FIG. 3 is a partially enlarged view of the molding die shown in FIG. 2;

FIG. 4 is a schematic enlarged view of the molding die shown in FIG.

5 is a schematic enlarged view of the molding die shown in FIG.

FIG. 6 is a view showing a main part of another example of a molding apparatus to which the present invention is applied.

FIG. 7 is a partially enlarged view of a conventional molding die corresponding to FIG.

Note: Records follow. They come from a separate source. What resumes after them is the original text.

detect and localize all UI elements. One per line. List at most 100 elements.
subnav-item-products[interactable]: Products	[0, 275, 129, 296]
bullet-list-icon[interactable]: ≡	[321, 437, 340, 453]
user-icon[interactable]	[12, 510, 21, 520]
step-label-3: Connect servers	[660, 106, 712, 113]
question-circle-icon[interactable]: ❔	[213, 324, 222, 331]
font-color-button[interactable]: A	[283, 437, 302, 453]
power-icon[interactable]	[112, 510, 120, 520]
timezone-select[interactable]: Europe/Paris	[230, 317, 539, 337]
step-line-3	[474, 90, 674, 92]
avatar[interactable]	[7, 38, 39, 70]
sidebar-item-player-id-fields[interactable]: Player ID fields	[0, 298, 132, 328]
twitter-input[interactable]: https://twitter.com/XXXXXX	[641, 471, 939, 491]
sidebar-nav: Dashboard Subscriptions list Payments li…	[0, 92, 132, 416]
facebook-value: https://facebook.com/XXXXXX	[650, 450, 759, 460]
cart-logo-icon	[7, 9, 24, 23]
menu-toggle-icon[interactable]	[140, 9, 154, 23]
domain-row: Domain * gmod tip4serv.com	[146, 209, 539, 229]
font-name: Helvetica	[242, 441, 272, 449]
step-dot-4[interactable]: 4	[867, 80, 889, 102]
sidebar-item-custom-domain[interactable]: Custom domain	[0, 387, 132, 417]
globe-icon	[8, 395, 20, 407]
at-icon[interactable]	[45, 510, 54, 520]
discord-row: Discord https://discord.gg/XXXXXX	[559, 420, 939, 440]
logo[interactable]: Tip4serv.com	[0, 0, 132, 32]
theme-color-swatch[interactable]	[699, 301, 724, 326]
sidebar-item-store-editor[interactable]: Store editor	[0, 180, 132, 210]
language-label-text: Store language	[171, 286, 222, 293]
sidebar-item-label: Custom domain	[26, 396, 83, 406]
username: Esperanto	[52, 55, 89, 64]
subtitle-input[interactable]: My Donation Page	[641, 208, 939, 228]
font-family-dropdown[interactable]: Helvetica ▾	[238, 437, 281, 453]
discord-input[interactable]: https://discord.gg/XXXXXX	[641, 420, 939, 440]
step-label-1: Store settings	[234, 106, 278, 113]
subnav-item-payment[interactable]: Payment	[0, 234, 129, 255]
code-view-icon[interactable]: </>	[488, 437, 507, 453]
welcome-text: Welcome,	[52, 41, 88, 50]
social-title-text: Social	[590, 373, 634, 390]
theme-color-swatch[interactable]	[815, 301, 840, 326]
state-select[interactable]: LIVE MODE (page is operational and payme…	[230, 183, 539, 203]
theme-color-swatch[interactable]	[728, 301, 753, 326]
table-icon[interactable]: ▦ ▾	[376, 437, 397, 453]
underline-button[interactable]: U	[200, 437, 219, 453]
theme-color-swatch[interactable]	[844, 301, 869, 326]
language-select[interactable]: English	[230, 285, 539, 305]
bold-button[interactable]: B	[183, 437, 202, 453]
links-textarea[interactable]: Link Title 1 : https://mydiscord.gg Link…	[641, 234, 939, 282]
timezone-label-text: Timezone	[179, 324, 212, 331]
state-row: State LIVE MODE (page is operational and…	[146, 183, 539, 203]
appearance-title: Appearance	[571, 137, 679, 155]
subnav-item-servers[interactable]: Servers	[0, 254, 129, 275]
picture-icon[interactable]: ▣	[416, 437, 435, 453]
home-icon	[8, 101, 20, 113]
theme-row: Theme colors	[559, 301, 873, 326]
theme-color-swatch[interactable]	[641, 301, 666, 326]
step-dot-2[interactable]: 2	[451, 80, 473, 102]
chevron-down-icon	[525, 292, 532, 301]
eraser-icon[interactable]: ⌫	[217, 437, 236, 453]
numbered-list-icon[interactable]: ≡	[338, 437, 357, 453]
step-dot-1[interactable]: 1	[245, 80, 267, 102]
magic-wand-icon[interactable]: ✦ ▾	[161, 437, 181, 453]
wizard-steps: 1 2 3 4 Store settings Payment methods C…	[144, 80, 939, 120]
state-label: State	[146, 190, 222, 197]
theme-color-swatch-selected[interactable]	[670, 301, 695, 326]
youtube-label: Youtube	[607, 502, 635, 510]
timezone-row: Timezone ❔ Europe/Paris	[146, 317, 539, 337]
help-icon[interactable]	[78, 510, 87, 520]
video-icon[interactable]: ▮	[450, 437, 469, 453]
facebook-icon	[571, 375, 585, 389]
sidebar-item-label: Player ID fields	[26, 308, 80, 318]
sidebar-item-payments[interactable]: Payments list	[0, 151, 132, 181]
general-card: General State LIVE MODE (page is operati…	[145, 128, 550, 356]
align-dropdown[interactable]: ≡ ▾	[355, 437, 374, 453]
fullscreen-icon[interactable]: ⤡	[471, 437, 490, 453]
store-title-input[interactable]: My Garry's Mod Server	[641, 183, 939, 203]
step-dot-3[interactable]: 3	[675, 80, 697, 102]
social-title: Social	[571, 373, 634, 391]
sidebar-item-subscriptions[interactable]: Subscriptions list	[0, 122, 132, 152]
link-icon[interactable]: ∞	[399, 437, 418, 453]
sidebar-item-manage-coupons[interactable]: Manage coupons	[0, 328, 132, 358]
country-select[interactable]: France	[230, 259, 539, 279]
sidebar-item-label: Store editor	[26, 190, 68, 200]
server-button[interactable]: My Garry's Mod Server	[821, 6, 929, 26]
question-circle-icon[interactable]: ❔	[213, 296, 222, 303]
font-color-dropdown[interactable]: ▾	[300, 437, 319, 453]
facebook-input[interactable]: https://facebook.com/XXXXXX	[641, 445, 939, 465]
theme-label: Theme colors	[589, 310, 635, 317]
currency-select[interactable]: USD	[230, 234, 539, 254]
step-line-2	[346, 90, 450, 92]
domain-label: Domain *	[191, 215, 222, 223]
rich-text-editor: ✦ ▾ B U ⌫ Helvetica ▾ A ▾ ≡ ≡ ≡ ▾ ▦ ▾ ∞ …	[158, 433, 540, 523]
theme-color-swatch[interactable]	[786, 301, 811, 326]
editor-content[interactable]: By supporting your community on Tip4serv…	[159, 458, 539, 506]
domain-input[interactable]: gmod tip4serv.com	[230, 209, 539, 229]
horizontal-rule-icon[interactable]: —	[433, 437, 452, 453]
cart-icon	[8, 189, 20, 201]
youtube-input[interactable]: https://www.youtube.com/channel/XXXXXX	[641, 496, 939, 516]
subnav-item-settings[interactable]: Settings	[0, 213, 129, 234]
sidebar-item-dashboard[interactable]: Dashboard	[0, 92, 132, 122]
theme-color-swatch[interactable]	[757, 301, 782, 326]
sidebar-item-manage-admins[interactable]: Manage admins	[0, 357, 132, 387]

FIG. 8 is a partially enlarged view of a conventional molding die corresponding to FIG.

[Explanation of symbols]

 DESCRIPTION OF SYMBOLS 1 Forming apparatus 2 Mold 9 Cavity surface 10 Cavity

Claims (9)

[Claims] 1. A molding die for producing an optical element having a smooth surface on at least one side by molding a thermoplastic resin, wherein the molding surface has a cavity surface in contact with the thermoplastic resin. A mold having a treated surface obtained by subjecting a thermoplastic resin to a release treatment. 2. The molding die according to claim 1, wherein said treated surface is formed by applying a release agent to said cavity surface. 3. The molding die according to claim 1, wherein the processing surface is formed by plating at least a portion of the cavity surface corresponding to the smooth surface. Mold for molding. 4. A molding die for producing an optical element having a smooth surface on at least one side by molding a thermoplastic resin, the mold having a cavity surface in contact with the thermoplastic resin, and at least a part of the cavity surface. A molding die having a treated surface on which a release treatment has been performed on a thermoplastic resin. 5. The molding apparatus according to claim 4, wherein the processing surface is formed by applying a release agent to the cavity surface. 6. The molding apparatus according to claim 1, wherein the processing surface is formed by plating the cavity surface. 7. The molding apparatus according to claim 4, wherein the solidified thermoplastic resin in the molding die is heated and melted, and then solidified again. apparatus. 8. An optical element is molded by using the molding die according to any one of claims 1 to 3 or the molding apparatus according to any one of claims 4 to 7. Optical element molding method. 9. A molding die according to any one of claims 1 to 3, a molding apparatus according to any one of claims 4 to 7, or an optical element molding method according to claim 6. An optical element characterized by being formed by molding.